Le 19 décembre, le calendrier catholique fête principalement le Bienheureux Urbain V (Guillaume de Grimoard), pape de 1362 à 1370, qui est l’un des papes d’Avignon.

À l’approche de Noël, ce pape nous offre une réflexion puissante sur le leadership et le courage de rompre avec le confort pour agir selon sa conscience.

L’héritage d’Urbain V : le courage de quitter le confort

Urbain V n’était pas destiné à être pape. Moine bénédictin et intellectuel, il régnait depuis Avignon, une résidence papale devenue riche, sécurisée et… confortable. L’Église y était stable, loin des querelles politiques de Rome.

Pourtant, la ville de Rome, berceau spirituel de l’Église, était en ruines et en proie à l’anarchie.

1. La tension entre le confort et la mission

En 1367, Urbain V prend une décision radicale : il quitte la sécurité et le faste d’Avignon pour retourner à Rome. Ce n’était pas un choix populaire. Les cardinaux, habitués au luxe provençal, s’y sont opposés. Le voyage était dangereux, la ville d’arrivée misérable.

Sa réflexion pour nous aujourd’hui est : où avons-nous installé notre « Avignon » ?

  • Dans nos vies personnelles, l’Avignon symbolise notre zone de confort, nos habitudes routinières, les relations qui nous sécurisent mais nous empêchent d’évoluer.
  • Dans nos vies spirituelles ou professionnelles, c’est l’endroit où nous faisons le strict minimum parce que c’est ce qui est attendu, sans prendre de risques ni chercher l’excellence.

Urbain V nous rappelle qu’un véritable leader spirituel (et tout être humain est leader de sa propre vie) doit parfois sacrifier son bien-être immédiat pour répondre à un appel plus grand ou à une mission essentielle. Le prix de la fidélité à la mission est souvent l’inconfort.

2. Le prix de la vision à long terme

Le retour à Rome d’Urbain V fut difficile. Les puissances locales ne l’aimaient pas, la situation politique était instable, et, épuisé, il finit par retourner à Avignon avant de mourir peu après. Son geste n’a pas eu de succès immédiat et permanent (le pape suivant est encore resté à Avignon).

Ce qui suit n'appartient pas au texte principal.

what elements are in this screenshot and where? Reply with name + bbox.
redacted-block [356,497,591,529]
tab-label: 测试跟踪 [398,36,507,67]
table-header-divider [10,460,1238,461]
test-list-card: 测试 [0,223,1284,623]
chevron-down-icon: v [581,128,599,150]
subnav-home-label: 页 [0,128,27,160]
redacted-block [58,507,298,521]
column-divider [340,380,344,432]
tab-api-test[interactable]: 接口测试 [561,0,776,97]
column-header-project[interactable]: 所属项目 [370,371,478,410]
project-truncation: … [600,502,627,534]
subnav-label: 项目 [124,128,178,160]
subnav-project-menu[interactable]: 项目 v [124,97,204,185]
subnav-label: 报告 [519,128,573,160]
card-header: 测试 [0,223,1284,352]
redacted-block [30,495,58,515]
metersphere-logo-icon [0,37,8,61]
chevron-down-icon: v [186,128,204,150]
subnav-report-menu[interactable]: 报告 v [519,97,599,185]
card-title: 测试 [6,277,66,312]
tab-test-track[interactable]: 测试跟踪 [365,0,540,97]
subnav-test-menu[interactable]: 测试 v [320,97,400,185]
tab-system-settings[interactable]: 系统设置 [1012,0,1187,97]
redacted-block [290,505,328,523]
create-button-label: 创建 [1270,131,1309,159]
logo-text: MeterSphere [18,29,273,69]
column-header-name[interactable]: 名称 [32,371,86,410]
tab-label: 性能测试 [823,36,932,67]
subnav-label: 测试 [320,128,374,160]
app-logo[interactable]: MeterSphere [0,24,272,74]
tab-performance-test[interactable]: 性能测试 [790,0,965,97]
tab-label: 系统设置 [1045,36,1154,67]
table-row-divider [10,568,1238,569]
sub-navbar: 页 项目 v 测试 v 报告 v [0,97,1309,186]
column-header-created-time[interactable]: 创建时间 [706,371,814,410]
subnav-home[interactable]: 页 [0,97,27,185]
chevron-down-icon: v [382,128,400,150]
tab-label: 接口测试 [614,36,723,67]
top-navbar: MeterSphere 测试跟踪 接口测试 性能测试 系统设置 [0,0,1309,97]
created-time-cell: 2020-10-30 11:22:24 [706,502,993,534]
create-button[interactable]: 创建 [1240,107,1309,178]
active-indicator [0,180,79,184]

Pourtant, son acte a posé la première pierre symbolique du retour définitif de la papauté à Rome des années plus tard. C’était un acte de vision à long terme, de la part de quelqu’un qui voyait au-delà de sa propre vie et de ses propres limites.

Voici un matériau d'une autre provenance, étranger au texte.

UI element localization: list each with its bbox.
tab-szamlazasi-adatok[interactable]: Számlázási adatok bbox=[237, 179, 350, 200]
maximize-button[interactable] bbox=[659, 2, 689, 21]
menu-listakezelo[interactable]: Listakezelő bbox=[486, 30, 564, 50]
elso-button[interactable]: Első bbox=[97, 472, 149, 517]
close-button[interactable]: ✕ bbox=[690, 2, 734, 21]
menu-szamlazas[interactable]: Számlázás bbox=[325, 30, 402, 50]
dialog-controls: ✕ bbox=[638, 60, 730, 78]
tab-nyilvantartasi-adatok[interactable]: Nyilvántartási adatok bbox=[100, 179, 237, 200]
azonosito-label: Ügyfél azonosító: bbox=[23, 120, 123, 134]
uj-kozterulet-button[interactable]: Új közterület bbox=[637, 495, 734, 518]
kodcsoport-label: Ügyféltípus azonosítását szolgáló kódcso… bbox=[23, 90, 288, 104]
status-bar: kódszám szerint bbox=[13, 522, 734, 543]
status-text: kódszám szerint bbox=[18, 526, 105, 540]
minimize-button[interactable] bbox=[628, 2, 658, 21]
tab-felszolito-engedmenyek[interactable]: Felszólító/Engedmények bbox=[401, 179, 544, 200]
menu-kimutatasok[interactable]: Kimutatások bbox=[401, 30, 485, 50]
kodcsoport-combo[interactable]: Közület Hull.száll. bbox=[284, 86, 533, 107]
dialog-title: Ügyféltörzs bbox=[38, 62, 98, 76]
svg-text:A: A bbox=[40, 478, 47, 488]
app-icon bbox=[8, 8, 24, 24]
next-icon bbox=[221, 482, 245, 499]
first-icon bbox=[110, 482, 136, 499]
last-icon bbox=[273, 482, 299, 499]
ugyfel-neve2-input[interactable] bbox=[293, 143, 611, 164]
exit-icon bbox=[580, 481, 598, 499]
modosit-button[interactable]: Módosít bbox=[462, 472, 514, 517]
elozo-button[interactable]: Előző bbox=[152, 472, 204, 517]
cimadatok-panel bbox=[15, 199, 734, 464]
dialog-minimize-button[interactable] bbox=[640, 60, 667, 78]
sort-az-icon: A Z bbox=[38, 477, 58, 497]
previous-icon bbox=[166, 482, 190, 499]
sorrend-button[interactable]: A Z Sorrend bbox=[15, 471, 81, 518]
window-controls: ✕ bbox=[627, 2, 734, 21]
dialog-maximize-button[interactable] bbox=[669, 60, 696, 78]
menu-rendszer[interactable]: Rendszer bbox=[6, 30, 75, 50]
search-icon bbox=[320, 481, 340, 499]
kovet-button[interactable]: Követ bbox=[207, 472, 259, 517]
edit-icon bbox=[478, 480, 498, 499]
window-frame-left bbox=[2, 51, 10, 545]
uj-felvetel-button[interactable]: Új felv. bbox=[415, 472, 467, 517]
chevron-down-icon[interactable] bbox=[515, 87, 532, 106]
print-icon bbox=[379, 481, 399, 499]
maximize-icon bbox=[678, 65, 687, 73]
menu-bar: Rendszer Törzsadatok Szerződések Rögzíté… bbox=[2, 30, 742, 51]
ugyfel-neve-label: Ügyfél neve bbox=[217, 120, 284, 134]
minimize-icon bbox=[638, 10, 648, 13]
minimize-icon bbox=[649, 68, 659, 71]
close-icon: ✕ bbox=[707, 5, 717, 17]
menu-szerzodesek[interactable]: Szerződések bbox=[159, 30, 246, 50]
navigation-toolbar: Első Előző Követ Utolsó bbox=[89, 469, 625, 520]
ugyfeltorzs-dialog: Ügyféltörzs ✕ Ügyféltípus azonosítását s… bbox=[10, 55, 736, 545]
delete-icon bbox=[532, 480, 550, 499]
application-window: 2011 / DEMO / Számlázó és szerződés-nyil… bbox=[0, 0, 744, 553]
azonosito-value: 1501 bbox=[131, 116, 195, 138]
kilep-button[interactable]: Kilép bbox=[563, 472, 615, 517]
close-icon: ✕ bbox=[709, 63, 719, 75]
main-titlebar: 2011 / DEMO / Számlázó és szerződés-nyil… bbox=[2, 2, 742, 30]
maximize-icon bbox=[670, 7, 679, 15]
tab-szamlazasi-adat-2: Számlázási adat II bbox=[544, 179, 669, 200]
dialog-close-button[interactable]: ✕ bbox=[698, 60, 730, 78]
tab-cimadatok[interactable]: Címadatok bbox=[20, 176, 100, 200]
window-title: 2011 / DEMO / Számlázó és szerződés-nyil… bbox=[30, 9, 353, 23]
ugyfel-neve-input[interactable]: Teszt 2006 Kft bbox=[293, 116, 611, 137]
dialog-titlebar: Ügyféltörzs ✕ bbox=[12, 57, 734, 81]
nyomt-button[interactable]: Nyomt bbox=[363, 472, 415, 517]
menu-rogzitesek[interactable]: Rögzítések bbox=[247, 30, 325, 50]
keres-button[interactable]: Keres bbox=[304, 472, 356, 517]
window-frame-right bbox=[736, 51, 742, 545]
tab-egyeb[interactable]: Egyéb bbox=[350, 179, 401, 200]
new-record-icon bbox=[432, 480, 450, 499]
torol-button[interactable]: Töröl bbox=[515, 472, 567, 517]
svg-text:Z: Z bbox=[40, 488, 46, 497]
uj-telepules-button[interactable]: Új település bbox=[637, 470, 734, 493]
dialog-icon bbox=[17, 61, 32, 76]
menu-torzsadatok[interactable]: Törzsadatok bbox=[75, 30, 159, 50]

Réflexion pour l’Avent : L’Avent est un temps d’attente et de préparation pour le retour du Christ. Urbain V nous invite à nous demander :

  • Quel est le « Rome » que je sais devoir reconstruire dans ma vie (une relation abîmée, un engagement délaissé, une vertu à travailler), même si ce travail semble ingrat et impopulaire auprès de mon « moi » confortable ?
  • Quel petit acte de rupture avec mon confort puis-je poser aujourd’hui (le 19 décembre, tout près de Noël) pour préparer l’arrivée de la Lumière ? Cet acte ne donnera peut-être pas de résultat spectaculaire, mais il posera un jalon essentiel pour l’avenir.

Le Bienheureux Urbain V nous enseigne que le véritable courage n’est pas de faire face au danger, mais de quitter volontairement sa zone de sécurité quand la mission l’exige.